Buzullar: Üst üste biriken karlar, kalın bir örtü meydana getirir ve kendi ağırlıklarının altında sıkışarak
buzullara dönüşür. Oluşan buzul kütleleri, yer çekimi ve kendi ağırlığının etkisiyle harekete geçer.
Bunun sonucunda sirk, buzul vadisi, hörgüç kaya gibi aşınım şekilleri ile moren tepeleri, drumlin
tepeleri ve sander düzlükleri oluşur.
Dalga ve akıntılar: Özellikle okyanus, deniz ve göl gibi su yüzeylerinde rüzgâr, deprem vb. etkilerle
oluşan dalgalar kıyıların biçimlenmesinde önemli bir etkendir. Dalga aşındırmasının yoğun olduğu
kıyılarda falez, falezlerin önünde ise aşınım düzlükleri oluşur. Kumsal, kıyı seti, kıyı oku, kıyı kordonu,
tombolo ve lagün dalga biriktirmesi ile oluşan şekilleridir.
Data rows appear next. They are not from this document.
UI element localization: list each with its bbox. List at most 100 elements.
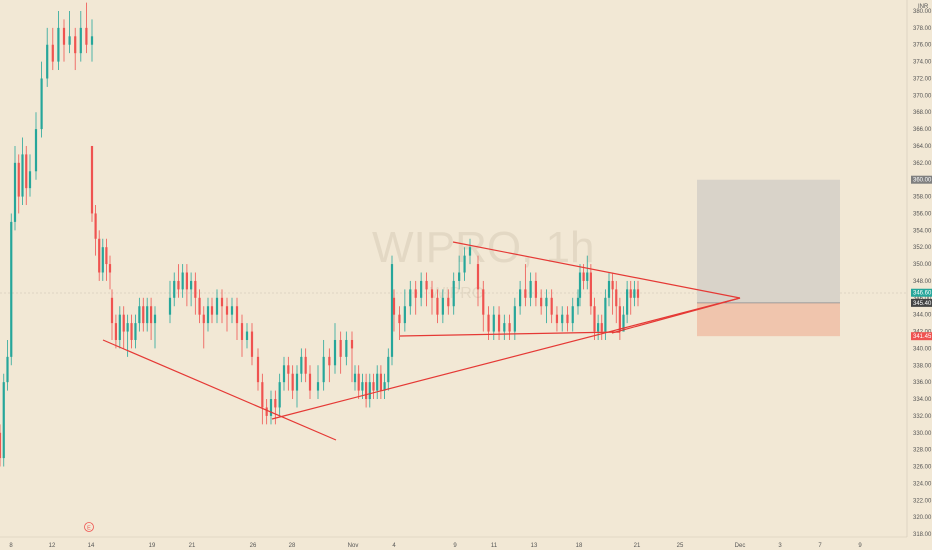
candle[interactable] bbox=[561, 306, 564, 332]
candle[interactable] bbox=[90, 145, 94, 222]
candle[interactable] bbox=[353, 365, 357, 391]
candle[interactable] bbox=[622, 306, 625, 332]
candle[interactable] bbox=[173, 272, 176, 307]
candle[interactable] bbox=[604, 289, 607, 340]
candle[interactable] bbox=[118, 306, 121, 349]
candle[interactable] bbox=[545, 289, 548, 324]
candle[interactable] bbox=[626, 280, 629, 324]
candle[interactable] bbox=[589, 264, 592, 315]
candle[interactable] bbox=[345, 331, 348, 366]
candle[interactable] bbox=[476, 255, 480, 307]
candle[interactable] bbox=[13, 145, 17, 231]
candle[interactable] bbox=[98, 230, 101, 281]
trendline-triangle-upper[interactable] bbox=[452, 241, 741, 299]
candle[interactable] bbox=[57, 11, 60, 71]
candle[interactable] bbox=[519, 280, 522, 315]
candle[interactable] bbox=[215, 289, 219, 324]
candle[interactable] bbox=[463, 247, 466, 281]
candle[interactable] bbox=[105, 238, 108, 281]
candle[interactable] bbox=[365, 373, 368, 408]
candle[interactable] bbox=[108, 255, 112, 290]
candle[interactable] bbox=[368, 373, 371, 408]
candle[interactable] bbox=[28, 154, 32, 197]
candle[interactable] bbox=[392, 289, 396, 332]
stop-zone[interactable] bbox=[697, 302, 840, 337]
candle[interactable] bbox=[198, 289, 201, 324]
trendline-triangle-lower[interactable] bbox=[399, 331, 621, 337]
candle[interactable] bbox=[240, 314, 244, 357]
candle[interactable] bbox=[168, 280, 172, 324]
candle[interactable] bbox=[0, 424, 2, 467]
candle[interactable] bbox=[40, 61, 43, 138]
candle[interactable] bbox=[555, 306, 559, 332]
candle[interactable] bbox=[607, 272, 611, 307]
candle[interactable] bbox=[74, 27, 77, 71]
candle[interactable] bbox=[618, 297, 621, 340]
candle[interactable] bbox=[615, 280, 618, 324]
candle[interactable] bbox=[235, 297, 239, 340]
candle[interactable] bbox=[379, 365, 382, 400]
candle[interactable] bbox=[230, 297, 234, 324]
candle[interactable] bbox=[597, 314, 600, 340]
candle[interactable] bbox=[333, 323, 337, 374]
candle[interactable] bbox=[149, 297, 153, 340]
candle[interactable] bbox=[436, 289, 439, 324]
candle[interactable] bbox=[414, 280, 417, 315]
candle[interactable] bbox=[126, 314, 129, 357]
candle[interactable] bbox=[291, 365, 294, 400]
candle[interactable] bbox=[46, 27, 49, 87]
candle[interactable] bbox=[524, 264, 527, 307]
earnings-marker-circle[interactable] bbox=[84, 522, 94, 532]
candle[interactable] bbox=[339, 331, 342, 374]
candle[interactable] bbox=[190, 272, 193, 307]
candle[interactable] bbox=[265, 399, 268, 425]
candle[interactable] bbox=[328, 348, 331, 383]
candle[interactable] bbox=[138, 297, 141, 332]
candle[interactable] bbox=[629, 280, 632, 315]
candle[interactable] bbox=[181, 264, 184, 298]
candle[interactable] bbox=[90, 19, 94, 62]
candle[interactable] bbox=[185, 264, 188, 307]
candle[interactable] bbox=[403, 289, 406, 332]
trendline-rising-support[interactable] bbox=[271, 297, 741, 420]
candle[interactable] bbox=[51, 27, 54, 71]
candle[interactable] bbox=[256, 348, 260, 391]
candle[interactable] bbox=[110, 289, 114, 340]
candle[interactable] bbox=[398, 306, 401, 340]
candle[interactable] bbox=[566, 306, 569, 332]
candle[interactable] bbox=[153, 306, 157, 349]
candle[interactable] bbox=[142, 297, 145, 332]
candle[interactable] bbox=[114, 314, 118, 349]
candle[interactable] bbox=[582, 264, 585, 290]
candle[interactable] bbox=[62, 19, 66, 62]
candle[interactable] bbox=[304, 348, 307, 383]
candle[interactable] bbox=[85, 2, 88, 54]
candle[interactable] bbox=[420, 272, 423, 307]
candle[interactable] bbox=[206, 297, 210, 332]
candle[interactable] bbox=[372, 373, 375, 400]
candle[interactable] bbox=[250, 323, 254, 366]
candle[interactable] bbox=[295, 365, 299, 408]
candle[interactable] bbox=[300, 348, 303, 383]
candle[interactable] bbox=[387, 348, 390, 391]
candle[interactable] bbox=[513, 297, 516, 340]
candle[interactable] bbox=[194, 272, 197, 315]
candle[interactable] bbox=[390, 255, 394, 366]
candle[interactable] bbox=[316, 365, 320, 400]
candle[interactable] bbox=[278, 373, 281, 416]
candle[interactable] bbox=[576, 289, 580, 315]
candle[interactable] bbox=[177, 264, 180, 298]
candle[interactable] bbox=[308, 365, 312, 400]
candle[interactable] bbox=[350, 331, 354, 383]
candle[interactable] bbox=[376, 365, 379, 400]
candle[interactable] bbox=[611, 272, 614, 315]
candle[interactable] bbox=[586, 255, 589, 290]
candle[interactable] bbox=[287, 356, 290, 391]
candle[interactable] bbox=[17, 154, 20, 214]
candle[interactable] bbox=[503, 314, 506, 340]
candle[interactable] bbox=[2, 373, 5, 467]
candle[interactable] bbox=[447, 289, 450, 315]
candle[interactable] bbox=[600, 314, 603, 340]
candle[interactable] bbox=[122, 306, 125, 349]
candle[interactable] bbox=[79, 11, 82, 62]
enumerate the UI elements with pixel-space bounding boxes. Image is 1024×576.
Kıyı bölgesindeki alanın çökmesi veya deniz seviyesinin yükselmesi sonucu ria tipi, haliçli, limanlı ve
dalmaçya kıyılar oluşur. Dağların kıyıya uzanışına göre boyuna ve enine kıyılar, kanyon şeklindeki
karstik vadilerin sular altında kalmasıyla dar ve derin koylarda kalanklı kıyılar, buzul aşındırması ve
biriktirmesinin etkisiyle de fiyortlu kıyılar ve skyer tipi kıyılar oluşur.
Canlılar: Bitki, hayvan ve insanlar yeryüzünün şekillenmesinde etkili olan dış kuvvetlerden bazılarıdır.
Yeryüzü şekilleri üzerine yol, baraj, kanal, park, liman, havaalanı, set vb. yapılar inşa edilmektedir. Daha
çok nüfusun yoğun olduğu alanlarda görülen bu yapılar, topoğrafyanın görüntüsünü kısmen ya da büyük
ölçüde değiştirmektedir
Türkiye;
Türkiye topraklarına bir ağ gibi yayılan akarsular, yüksek ve engebeli alanları aşındırarak çeşitli aşınım
şekilleri oluşturmaktadır. Akarsuların aşındırdığı malzemeleri eğimin azaldığı yerlerde biriktirmesi ile
birikim şekilleri meydana gelir.
Türkiye’de karst topoğrafyasına ait şekillerin en yaygın görüldüğü yerler Orta ve Batı
Toroslardır.Türkiye’de bitki örtüsünün seyrek olduğu iç kesimler ve kumullarla kaplı kıyılarda
rüzgârların yeryüzünü şekillendirici etkilerini görmek mümkündür.Mutlak konum özelliklerinden dolayı
Türkiye'de buzulların etkili olduğu alanlar oldukça sınırlıdır.Türkiye, üç tarafı denizlerle çevrili ayrıca
dört denize kıyısı olan bir ülkedir. Buna bağlı olarak kıyılarımızda dalga ve akıntıların meydana getirdiği
yeryüzü şekilleri ile kıyı tiplerine ait çok sayıda örnek bulunmaktadır.
Türkiye ortalama 1132 metrelik bir yükseltiye sahiptir. Topoğrafyanın oldukça engebeli olduğu
ülkemizde yükselti, genel olarak kıyılardan iç kesimlere ve batıdan doğuya doğru artar. Yeryüzü şekilleri
ise doğu-batı doğrultusunda uzanır. Dağlık alanların oldukça fazla olmasının yanında kıyı ile iç
kesimlerde geniş düzlükler de yer alır. Türkiye'nin ana yeryüzü şekillerini dağlar, ovalar ve platolar
oluşturur.
Alp-Himalaya Dağ Kuşağı üzerinde yer alan ülkemizde dağlar, genel itibarıyla sıra hâlinde ve birbirine
paralel olarak uzanır. Bunun yanı sıra iç kesimlerde koni şeklinde volkanik dağlar bulunur. Dağların
büyük bölümü, levhaların tortul tabakaları sıkıştırması ve bunun sonucunda kıvrılan kütlelerin
yükselmesiyle oluşmuştur. Sıradağlar şeklinde uzanan bu dağların en önemlileri Kuzey Anadolu Dağları
ile Toros Dağları'dır. Türkiye’de ovalar; konumu, denize uzaklığı, büyüklüğü, biçimi ve yükseltileri
bakımından farklı özellikler gösterir, Türkiye'de oldukça geniş bir alan kaplayan platolar ise, deniz
seviyesine yakın yerlerden başlayıp çok yüksek alanlara kadar görülebilir. Platoların en çok görüldüğü
yerlerin başında İç Anadolu gelmektedir.